LB356 would create new wildlife conservation specialty license plates supporting sandhill cranes, bighorn sheep, and ornate box turtles, as well as other specialty plates supporting prostate and childhood cancer awareness. The Department of Motor Vehicles would be allowed to cease issuance of certain specialty plates at the next issuance cycle if fewer than 250 plates were issued during the prior two-year period.
LB227 would limit filing nuisance claims under the Nebraska Right to Farm Act to two years after the condition which is the subject matter of the suit reaches the level of offense sufficient to sustain a claim of nuisance.
LB496 would increase penalties for tampering with witnesses, informants, juries, and physical evidence.
LB693 would enact the Neighbor Spoofing Protection Act. It would allow the Attorney General to recover a civil penalty from persons transmitting incorrect phone caller-ID information with an intent to defraud, cause harm, or wrongfully obtain anything of value.
Signed by Governor Ricketts
Governor Ricketts signed a number of bills that were presented to him last week. Bills of interest to counties are listed below.
LB663 makes corrections to like-kind exchange laws adopted last year that use the net book value of depreciable personal property to determine the Nebraska adjusted basis. Last year's laws were intended to retain Nebraska's tax policy allowing the exchange of similar kinds of equipment despite federal tax law changes. However, further revisions were needed this year to clarify the process.

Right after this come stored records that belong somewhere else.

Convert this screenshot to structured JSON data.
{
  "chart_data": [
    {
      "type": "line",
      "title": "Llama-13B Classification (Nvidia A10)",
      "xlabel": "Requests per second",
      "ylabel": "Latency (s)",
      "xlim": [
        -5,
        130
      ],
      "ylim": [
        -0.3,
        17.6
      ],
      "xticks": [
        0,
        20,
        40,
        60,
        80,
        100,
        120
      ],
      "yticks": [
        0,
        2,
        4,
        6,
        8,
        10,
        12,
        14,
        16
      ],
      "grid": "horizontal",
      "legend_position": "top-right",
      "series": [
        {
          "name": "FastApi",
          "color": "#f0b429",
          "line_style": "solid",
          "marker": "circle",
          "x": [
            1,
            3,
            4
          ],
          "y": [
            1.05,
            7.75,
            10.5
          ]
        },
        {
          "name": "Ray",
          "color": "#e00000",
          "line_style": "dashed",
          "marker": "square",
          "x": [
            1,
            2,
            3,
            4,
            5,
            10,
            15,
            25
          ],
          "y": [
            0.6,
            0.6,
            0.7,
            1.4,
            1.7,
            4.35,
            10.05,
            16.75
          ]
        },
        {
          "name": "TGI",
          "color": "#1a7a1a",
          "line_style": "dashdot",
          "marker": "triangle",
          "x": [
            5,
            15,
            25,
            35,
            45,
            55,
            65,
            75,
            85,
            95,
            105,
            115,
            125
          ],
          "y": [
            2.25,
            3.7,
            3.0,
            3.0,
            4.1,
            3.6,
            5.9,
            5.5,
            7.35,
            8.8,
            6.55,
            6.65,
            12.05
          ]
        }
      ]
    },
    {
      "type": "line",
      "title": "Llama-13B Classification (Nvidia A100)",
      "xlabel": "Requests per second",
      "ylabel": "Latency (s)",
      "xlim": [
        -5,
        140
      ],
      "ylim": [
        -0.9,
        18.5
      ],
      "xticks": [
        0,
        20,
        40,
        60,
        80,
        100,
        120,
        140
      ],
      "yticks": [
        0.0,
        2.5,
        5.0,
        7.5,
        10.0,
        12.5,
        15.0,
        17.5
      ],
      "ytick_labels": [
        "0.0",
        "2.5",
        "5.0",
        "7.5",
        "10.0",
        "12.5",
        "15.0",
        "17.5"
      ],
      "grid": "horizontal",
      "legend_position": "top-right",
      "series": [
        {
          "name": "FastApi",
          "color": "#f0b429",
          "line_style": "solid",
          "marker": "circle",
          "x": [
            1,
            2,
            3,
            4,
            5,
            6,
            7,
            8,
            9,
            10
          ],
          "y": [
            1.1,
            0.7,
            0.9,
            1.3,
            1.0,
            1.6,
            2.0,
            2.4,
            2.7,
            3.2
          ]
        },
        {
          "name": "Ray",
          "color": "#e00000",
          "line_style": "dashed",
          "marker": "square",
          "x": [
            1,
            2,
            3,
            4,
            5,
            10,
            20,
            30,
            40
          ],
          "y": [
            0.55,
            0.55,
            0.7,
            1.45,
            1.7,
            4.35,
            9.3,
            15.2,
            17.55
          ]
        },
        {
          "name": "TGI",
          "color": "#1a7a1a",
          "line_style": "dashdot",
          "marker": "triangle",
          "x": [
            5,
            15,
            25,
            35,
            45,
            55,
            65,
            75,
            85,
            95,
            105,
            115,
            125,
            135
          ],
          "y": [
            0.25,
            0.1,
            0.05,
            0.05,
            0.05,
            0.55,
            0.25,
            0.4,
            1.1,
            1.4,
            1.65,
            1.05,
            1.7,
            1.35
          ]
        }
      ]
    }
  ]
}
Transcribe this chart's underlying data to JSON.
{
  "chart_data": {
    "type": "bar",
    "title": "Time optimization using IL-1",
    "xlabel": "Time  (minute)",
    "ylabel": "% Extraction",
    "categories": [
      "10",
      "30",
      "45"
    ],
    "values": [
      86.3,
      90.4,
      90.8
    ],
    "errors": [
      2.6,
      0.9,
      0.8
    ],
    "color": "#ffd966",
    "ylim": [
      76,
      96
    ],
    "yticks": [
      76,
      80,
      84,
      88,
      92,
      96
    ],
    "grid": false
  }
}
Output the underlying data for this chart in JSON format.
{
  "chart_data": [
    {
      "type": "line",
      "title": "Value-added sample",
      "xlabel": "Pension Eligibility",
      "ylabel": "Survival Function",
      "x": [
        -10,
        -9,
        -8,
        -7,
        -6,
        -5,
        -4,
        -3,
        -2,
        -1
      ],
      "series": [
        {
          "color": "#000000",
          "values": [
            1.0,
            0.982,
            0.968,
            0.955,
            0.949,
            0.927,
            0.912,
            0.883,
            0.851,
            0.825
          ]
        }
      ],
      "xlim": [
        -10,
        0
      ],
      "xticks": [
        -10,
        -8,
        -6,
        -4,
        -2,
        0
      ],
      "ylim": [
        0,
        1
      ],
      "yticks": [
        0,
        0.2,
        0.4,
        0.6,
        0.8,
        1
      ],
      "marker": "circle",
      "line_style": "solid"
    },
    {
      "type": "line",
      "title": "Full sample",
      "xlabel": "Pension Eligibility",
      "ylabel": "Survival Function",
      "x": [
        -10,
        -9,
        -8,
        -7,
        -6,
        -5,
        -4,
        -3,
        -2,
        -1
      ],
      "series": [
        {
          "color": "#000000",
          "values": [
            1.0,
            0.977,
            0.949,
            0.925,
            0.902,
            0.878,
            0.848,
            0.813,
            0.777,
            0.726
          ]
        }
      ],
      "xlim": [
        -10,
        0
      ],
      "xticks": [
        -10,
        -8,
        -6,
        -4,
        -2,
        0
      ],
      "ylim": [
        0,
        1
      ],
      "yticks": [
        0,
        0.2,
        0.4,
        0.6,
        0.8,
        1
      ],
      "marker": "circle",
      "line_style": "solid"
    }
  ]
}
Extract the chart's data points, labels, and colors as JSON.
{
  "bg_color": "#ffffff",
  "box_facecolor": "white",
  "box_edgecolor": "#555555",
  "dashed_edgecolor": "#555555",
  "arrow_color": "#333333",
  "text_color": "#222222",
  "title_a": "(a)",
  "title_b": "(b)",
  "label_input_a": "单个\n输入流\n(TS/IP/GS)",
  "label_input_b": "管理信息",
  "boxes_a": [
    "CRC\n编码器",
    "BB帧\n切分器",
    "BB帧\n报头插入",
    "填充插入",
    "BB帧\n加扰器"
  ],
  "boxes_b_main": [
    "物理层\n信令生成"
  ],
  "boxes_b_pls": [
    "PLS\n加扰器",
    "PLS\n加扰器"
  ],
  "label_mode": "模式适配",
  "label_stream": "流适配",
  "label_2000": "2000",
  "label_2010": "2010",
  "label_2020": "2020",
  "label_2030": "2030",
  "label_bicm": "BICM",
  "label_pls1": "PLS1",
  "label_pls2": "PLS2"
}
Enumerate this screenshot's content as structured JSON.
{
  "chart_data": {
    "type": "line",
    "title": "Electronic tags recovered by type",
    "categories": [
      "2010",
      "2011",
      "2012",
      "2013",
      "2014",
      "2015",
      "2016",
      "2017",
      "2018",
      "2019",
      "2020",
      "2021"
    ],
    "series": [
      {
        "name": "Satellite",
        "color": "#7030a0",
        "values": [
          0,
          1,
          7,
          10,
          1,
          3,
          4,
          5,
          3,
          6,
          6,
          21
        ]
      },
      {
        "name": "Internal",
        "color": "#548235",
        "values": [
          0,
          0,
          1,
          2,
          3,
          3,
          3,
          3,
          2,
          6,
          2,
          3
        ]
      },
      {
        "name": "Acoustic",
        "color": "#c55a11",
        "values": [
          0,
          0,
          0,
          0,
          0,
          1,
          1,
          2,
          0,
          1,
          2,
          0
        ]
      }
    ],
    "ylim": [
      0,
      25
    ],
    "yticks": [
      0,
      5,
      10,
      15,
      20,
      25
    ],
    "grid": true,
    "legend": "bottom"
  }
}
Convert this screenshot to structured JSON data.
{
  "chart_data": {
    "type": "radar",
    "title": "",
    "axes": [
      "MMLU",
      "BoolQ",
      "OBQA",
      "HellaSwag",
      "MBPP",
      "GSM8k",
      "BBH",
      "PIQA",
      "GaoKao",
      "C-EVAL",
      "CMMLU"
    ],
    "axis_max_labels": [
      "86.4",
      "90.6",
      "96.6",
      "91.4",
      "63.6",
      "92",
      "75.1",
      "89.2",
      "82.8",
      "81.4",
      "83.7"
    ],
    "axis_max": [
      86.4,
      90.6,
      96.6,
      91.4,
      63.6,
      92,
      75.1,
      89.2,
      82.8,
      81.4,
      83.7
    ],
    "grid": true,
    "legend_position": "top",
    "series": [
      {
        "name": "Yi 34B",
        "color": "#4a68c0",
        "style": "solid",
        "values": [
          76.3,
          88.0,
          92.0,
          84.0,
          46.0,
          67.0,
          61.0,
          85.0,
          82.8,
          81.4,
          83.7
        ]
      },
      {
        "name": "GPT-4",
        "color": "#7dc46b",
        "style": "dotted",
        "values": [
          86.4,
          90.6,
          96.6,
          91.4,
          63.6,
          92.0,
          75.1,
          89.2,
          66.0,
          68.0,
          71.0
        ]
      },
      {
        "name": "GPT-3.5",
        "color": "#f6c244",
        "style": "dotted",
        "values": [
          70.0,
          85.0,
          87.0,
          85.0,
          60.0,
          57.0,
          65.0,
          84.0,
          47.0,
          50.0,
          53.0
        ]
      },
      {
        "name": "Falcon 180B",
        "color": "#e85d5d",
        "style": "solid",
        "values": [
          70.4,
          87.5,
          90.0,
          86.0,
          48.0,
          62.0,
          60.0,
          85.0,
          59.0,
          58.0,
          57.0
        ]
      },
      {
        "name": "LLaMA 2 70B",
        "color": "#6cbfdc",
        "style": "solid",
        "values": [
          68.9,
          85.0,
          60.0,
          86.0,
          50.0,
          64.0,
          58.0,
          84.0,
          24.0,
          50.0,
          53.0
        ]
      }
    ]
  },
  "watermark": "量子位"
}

LB23 amends the Property Assessed Clean Energy Act (PACE). It eliminates a requirement for city ordinances and county resolutions creating PACE districts to contain language requiring verification that the renewable energy system or energy efficiency improvement was properly installed and operating as intended. PACE is used to finance energy efficiency, renewable energy, and water conservation upgrades to buildings. Projects can include insulation, storm windows and doors, energy recovery systems, certain energy-efficient fixtures, and other energy efficiency improvements. The city or county, property owner, and sometimes a third-party lender enter into agreements in which the governmental entity agrees to provide financing for an energy project in exchange for property owner's agreement to pay an annual assessment for a period not to exceed the weighted useful life of the energy project.
LB222 requires volunteer fire departments and rescue squads to certify to the state the total number of points accumulated by volunteer members toward a $250 income tax credit. Under existing law, the volunteer department's certification manager forwards the information to the county, city, village or fire district, which approves and certifies the list of volunteer hours and files it with the Department of Revenue. The bill removes the unnecessary certification by the local governing body beginning on January 1, 2020.
LB698 requires the cargo or contents of commercial motor vehicles and trailers to be properly distributed and secured to prevent it from falling out. Violations are an infraction subject to a fine of $200 for the first offense and $500 for a second or subsequent offense. A civil penalty of $1,000 may also be imposed.
LB304 amends the Nebraska Pure Food Act to clarify a cottage food exemption. Sellers would have to complete a nationally accredited food safety and handing education court or a certified food safety and handling course offered at a culinary school or as required by a county, city or village to obtain a food handler permit.